Billie Eilish
When We All Fall Asleep, Where Do We Go?
- Darkroom / Interscope Records
- 2019
- 43 minutes
Billie Eilish est une ovni surprenant dans le monde de la pop et de la culture de masse. Qui aurait pensé qu’une jeune femme de 18 ans avec un style gothique et un traitement du son beaucoup plus proche de la scène underground trouverait le moyen de convertir les mélomanes par milliers? When We All Fall Asleep, Where Do We Go? est plus près des albums emo et de la musique industrielle que de Rihanna.
Ce premier album n’est pas pour autant sans défauts. C’est inconstant et certaines pièces tombent dans le néant. Mais pour la plupart, il s’agit ici d’une nouvelle façon d’approcher la pop et Billie Eilish détonne dans un monde qui a trop souvent le mauvais réflexe de se drapper de beige pour ne pas fâcher les oreilles bien pensantes. Billie Eilish est de mauve et de noir. Elle est arrogante dans sa dégaine, mais aussi sensible, originale et sensible.
I wanna, I wanna, I wanna… end me– Bury A Friend
À de nombreuses reprises Billie Eilish plonge sans retenue dans les pensées plus noires qui ont tendance à assaillir les jeunes esprits. Je dis ça avec aucune arrière pensée, mais cela explique peut-être pourquoi rapidement les jeunes mélomanes ont trouvé chez elle une source de réconfort. Bury A Friend décrit une scène de la perspective d’un monstre sous le lit pour finir par avouer que le monstre, il est dans le lit. Rajoutez à cela la magnifique trame qui soustend la chanson. C’est très réussit à tous les points de vues.
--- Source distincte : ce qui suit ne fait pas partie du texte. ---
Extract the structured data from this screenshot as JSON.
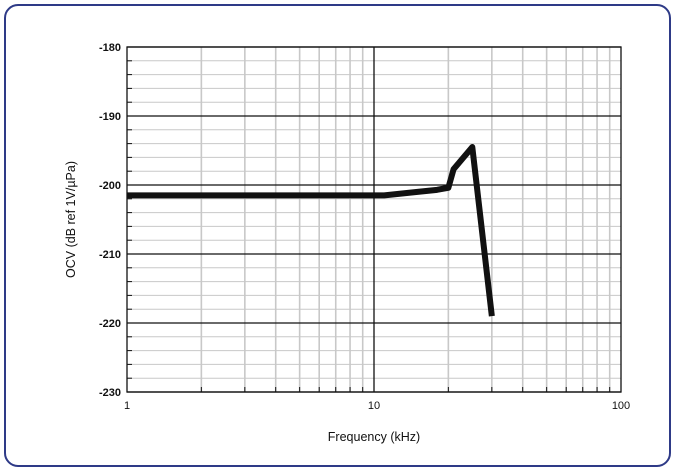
{
  "chart_data": {
    "type": "line",
    "title": "",
    "xlabel": "Frequency (kHz)",
    "ylabel": "OCV (dB ref 1V/µPa)",
    "x_scale": "log",
    "xlim": [
      1,
      100
    ],
    "ylim": [
      -230,
      -180
    ],
    "x_ticks": [
      1,
      10,
      100
    ],
    "x_tick_labels": [
      "1",
      "10",
      "100"
    ],
    "y_ticks": [
      -180,
      -190,
      -200,
      -210,
      -220,
      -230
    ],
    "y_tick_labels": [
      "-180",
      "-190",
      "-200",
      "-210",
      "-220",
      "-230"
    ],
    "grid": true,
    "series": [
      {
        "color": "#111111",
        "x": [
          1,
          2,
          5,
          10,
          11,
          15,
          18,
          20,
          21,
          25,
          30
        ],
        "y": [
          -201.5,
          -201.5,
          -201.5,
          -201.5,
          -201.5,
          -201,
          -200.7,
          -200.4,
          -197.7,
          -194.5,
          -219
        ]
      }
    ]
  },
  "colors": {
    "frame_border": "#2e3a87",
    "grid_major": "#111111",
    "grid_minor": "#c8c8c8"
  }
}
Billie Eilish se permet aussi de jouer sur la limite avec des paroles comme sur Wish You Were Gay. Étant donné le peu d’intérêt qu’une flamme semble lui manifester, elle préfère penser qu’il est tout simplement aux hommes.
I just wanna make you feel okay
But all you do is look the other way
I can’t tell you how much I wish I didn’t wanna stay
I just kinda wish you were gay– Wish You Were Gay
C’est quand même un peu fou de penser que cet album de pop champ gauche a été fait par deux jeunes artistes : Billie Eilish et son frère Finneas O’Connell, qu’on connaît pour son rôle dans Glee. Les pièces plus sentimentales frappent aussi dans le mile. L’interprétation est à point sur When the Party’s Over en plus de compter sur un excellent refrain. On y sent de lourdes influences de Bon Iver. I Love You est aussi une belle trame franchement bien trafficottée.
Dans le monde de la pop de masse, il y a peu d’albums qui font aussi bien que Billie Eilish. On se surprend à penser qu’elle ferait de belles collaborations avec Bon Iver autant que Beyoncé. Son personnage public possède un petit quelque chose de Bowiesque et peut-être est-ce la jeunesse et une certaine insouciance, mais elle ose aller dans des spectres non convenus de la musique. Il ne s’agit pas de faire une révolution complète de la pop, mais préparez-vous à entendre beaucoup de copies de la jeune femme dans les 5 prochaines années. C’est rassurant de voir autant de jeunes mélomanes adhérer à sa proposition audacieuse et ça augure bien pour l’avenir.